Arati the design label came into being in 1995, when Arati Monappa, who had been interacting with different groups of crafts people, purely as a matter of interest found that they needed design direction & marketing help. It started on an informal basis, but when the cooperative effort between designer & craftsperson yielded results that were accepted by design stores, Arati decided that it would suit her purpose if the association could help improve the living standards of the people she employed. Thus it became a two pronged exercise. It kept her creatively involved, provided workers with fair wages & education for their children, & in addition a share of the profits was invested in basic infrastructure for their craft-in the case of hand block printers, suitable printing tables were provided free of cost, which belonged to them & which they could utilize for other clients.

In 1996 Arati ventured into a home furnishing line, using the same natural fabrics & craft techniques, which was also exported. However, since most fabric is especially dyed/ printed with natural colours or accessorized using labour intensive craft techniques, production is limited. Every sari is one of its kind & unique in its design. Even at exhibitions there are never more than fifty saris displayed at a time. In 1997 the Silk Export Promotion Council used Arati’s samples in its design collection at the prĂȘt a porter in Paris.
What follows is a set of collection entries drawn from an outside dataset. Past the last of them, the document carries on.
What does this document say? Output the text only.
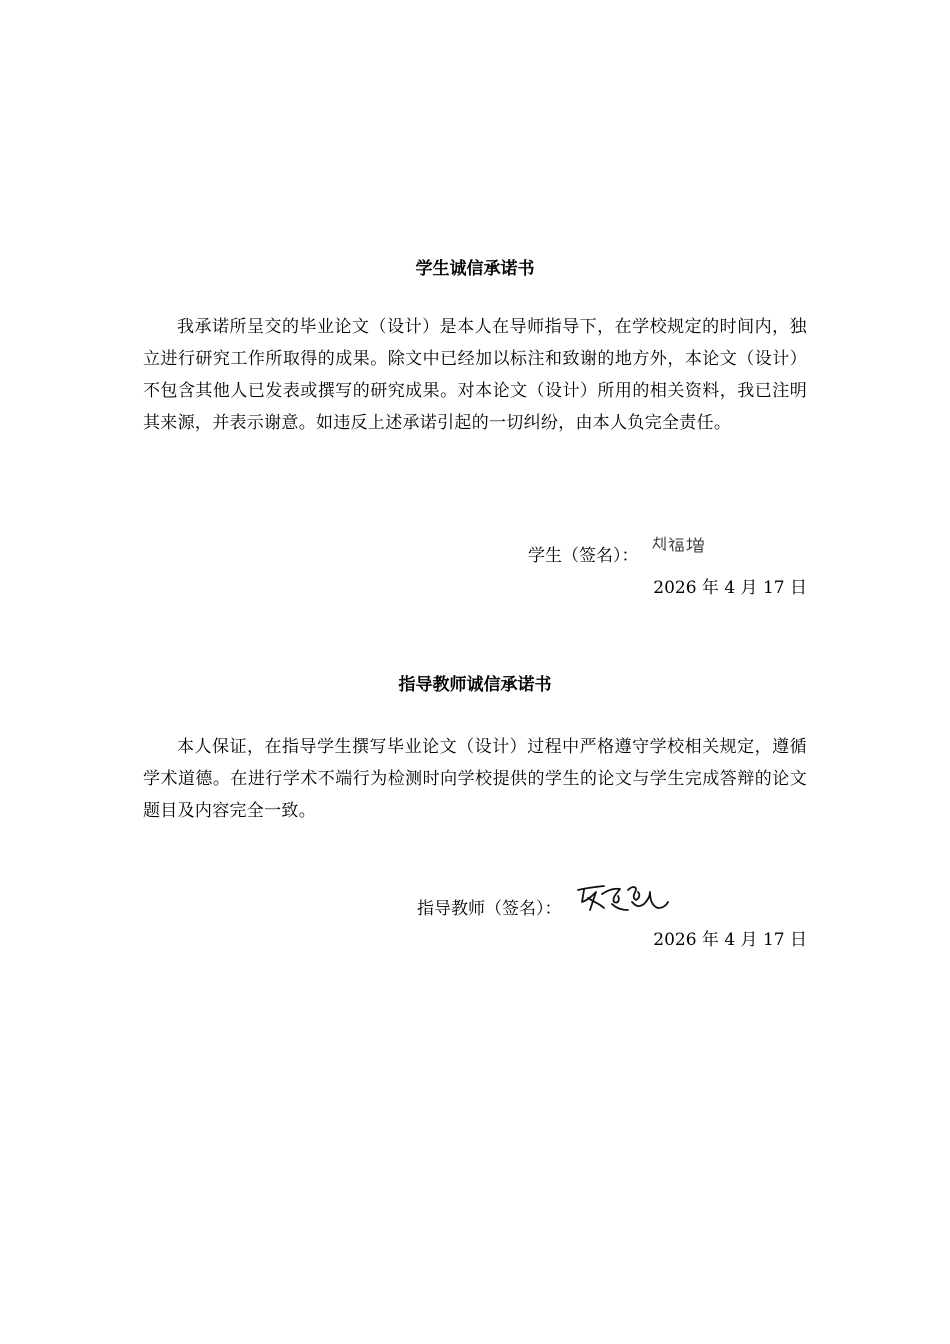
学生诚信承诺书
我承诺所呈交的毕业论文（设计）是本人在导师指导下，在学校规定的时间内，独立进行研究工作所取得的成果。除文中已经加以标注和致谢的地方外，本论文（设计）不包含其他人已发表或撰写的研究成果。对本论文（设计）所用的相关资料，我已注明其来源，并表示谢意。如违反上述承诺引起的一切纠纷，由本人负完全责任。
学生（签名）：
2026 年 4 月 17 日
指导教师诚信承诺书
本人保证，在指导学生撰写毕业论文（设计）过程中严格遵守学校相关规定，遵循学术道德。在进行学术不端行为检测时向学校提供的学生的论文与学生完成答辩的论文题目及内容完全一致。
指导教师（签名）：
2026 年 4 月 17 日
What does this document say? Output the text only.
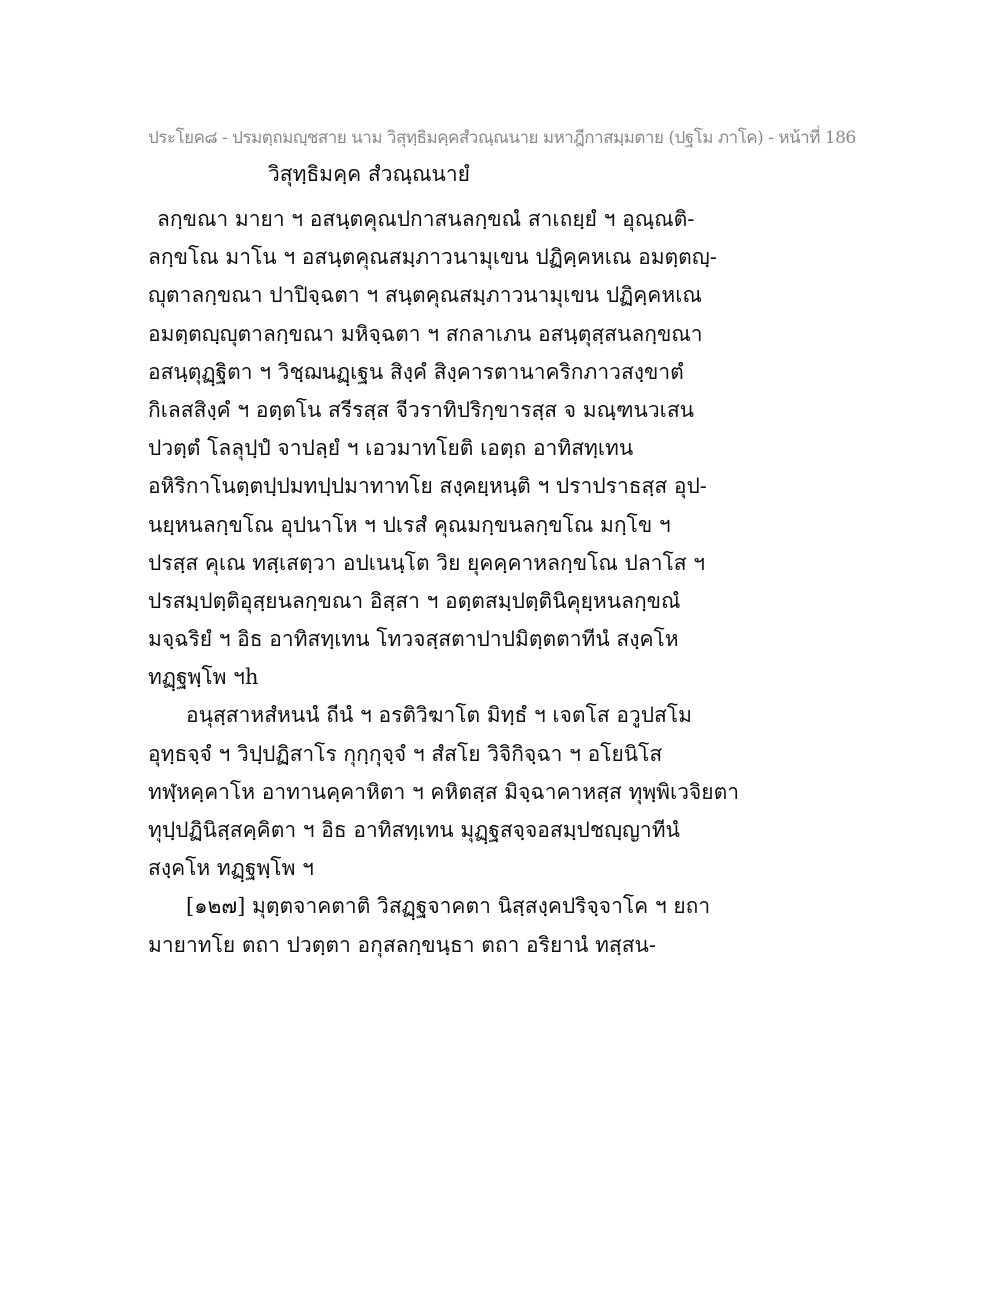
ประโยค๘ - ปรมตฺถมญฺชสาย นาม วิสุทฺธิมคฺคสํวณฺณนาย มหาฎีกาสมฺมตาย (ปฐโม ภาโค) - หน้าที่ 186
วิสุทฺธิมคฺค สํวณฺณนายํ
ลกฺขณา มายา ฯ อสนฺตคุณปกาสนลกฺขณํ สาเถยฺยํ ฯ อุณฺณติ-
ลกฺขโณ มาโน ฯ อสนฺตคุณสมฺภาวนามุเขน ปฏิคฺคหเณ อมตฺตญฺ-
ญุตาลกฺขณา ปาปิจฺฉตา ฯ สนฺตคุณสมฺภาวนามุเขน ปฏิคฺคหเณ
อมตฺตญฺญุตาลกฺขณา มหิจฺฉตา ฯ สกลาเภน อสนฺตุสฺสนลกฺขณา
อสนฺตุฏฺฐิตา ฯ วิชฺฌนฏฺเฐน สิงฺคํ สิงฺคารตานาคริกภาวสงฺขาตํ
กิเลสสิงฺคํ ฯ อตฺตโน สรีรสฺส จีวราทิปริกฺขารสฺส จ มณฺฑนวเสน
ปวตฺตํ โลลุปฺปํ จาปลฺยํ ฯ เอวมาทโยติ เอตฺถ อาทิสทฺเทน
อหิริกาโนตฺตปฺปมทปฺปมาทาทโย สงฺคยฺหนฺติ ฯ ปราปราธสฺส อุป-
นยฺหนลกฺขโณ อุปนาโห ฯ ปเรสํ คุณมกฺขนลกฺขโณ มกฺโข ฯ
ปรสฺส คุเณ ทสฺเสตฺวา อปเนนฺโต วิย ยุคคฺคาหลกฺขโณ ปลาโส ฯ
ปรสมฺปตฺติอุสฺยนลกฺขณา อิสฺสา ฯ อตฺตสมฺปตฺตินิคุยฺหนลกฺขณํ
มจฺฉริยํ ฯ อิธ อาทิสทฺเทน โทวจสฺสตาปาปมิตฺตตาทีนํ สงฺคโห
ทฏฺฐพฺโพ ฯh
อนุสฺสาหสํหนนํ ถีนํ ฯ อรติวิฆาโต มิทฺธํ ฯ เจตโส อวูปสโม
อุทฺธจฺจํ ฯ วิปฺปฏิสาโร กุกฺกุจฺจํ ฯ สํสโย วิจิกิจฺฉา ฯ อโยนิโส
ทฬฺหคฺคาโห อาทานคฺคาหิตา ฯ คหิตสฺส มิจฺฉาคาหสฺส ทุพฺพิเวจิยตา
ทุปฺปฏินิสฺสคฺคิตา ฯ อิธ อาทิสทฺเทน มุฏฺฐสจฺจอสมฺปชญฺญาทีนํ
สงฺคโห ทฏฺฐพฺโพ ฯ
[๑๒๗] มุตฺตจาคตาติ วิสฏฺฐจาคตา นิสฺสงฺคปริจฺจาโค ฯ ยถา
มายาทโย ตถา ปวตฺตา อกุสลกฺขนฺธา ตถา อริยานํ ทสฺสน-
In 2000 Arati was one of the winners of the Kingfisher Fashion award for design in the south.

The Arati label is low profile as there is a deliberate attempt to cut costs, hence, not too much is spent on advertising so that funds can be diverted to the primary creators-the craftspeople.

Since 1998 Arati Monappa relocated to Kodagu from Ahmedabad. Her design collection, which earlier retailed from design stores in India & abroad, is now available only at exhibitions or for specific client needs.

For the last ten years I have been working with craftspeople who specialize in natural dyes & hand block prints. Both these ancient techniques are fading into obscurity thanks to the efficiency of screen-printing & the laborious process/ uneven results of natural dyeing. I have worked relentlessly, experimenting with different natural fabric, using traditional & geometric prints in a contemporary, arresting idiom to bring vitality into a dying craft. This is because I truly believe we should not lose this charming craft & that with adequate design inputs, it could create a revolution in the fashion world. My design collection whether in clothing, saris or home furnishing is always in a natural fabric, the accent is on simple silhouettes with attention focused on weave, colour & print. Ornamentation is almost always in the form of texture since I feel there are enough competent designers whose forte is embroidery.

Apart from my own design collection, most of my work is client specific-blocks, fabric, colours & prints are specially tailored to individual needs. There is a constant endeavor to work with newer fabrics & develop a larger palette of natural shades. This collection for LIFW 03 has garments of organic silk, knitted fabric, georgettes, chiffons, crepes & chanderis, fabrics woven with interesting textures or treated to achieve an ornamentation like quality. Personally my fabric of choice is hand woven khadi silk-the colours of nature & the subtlety of the fabric perfectly express my design philosophy- simple sublime & soul stirring.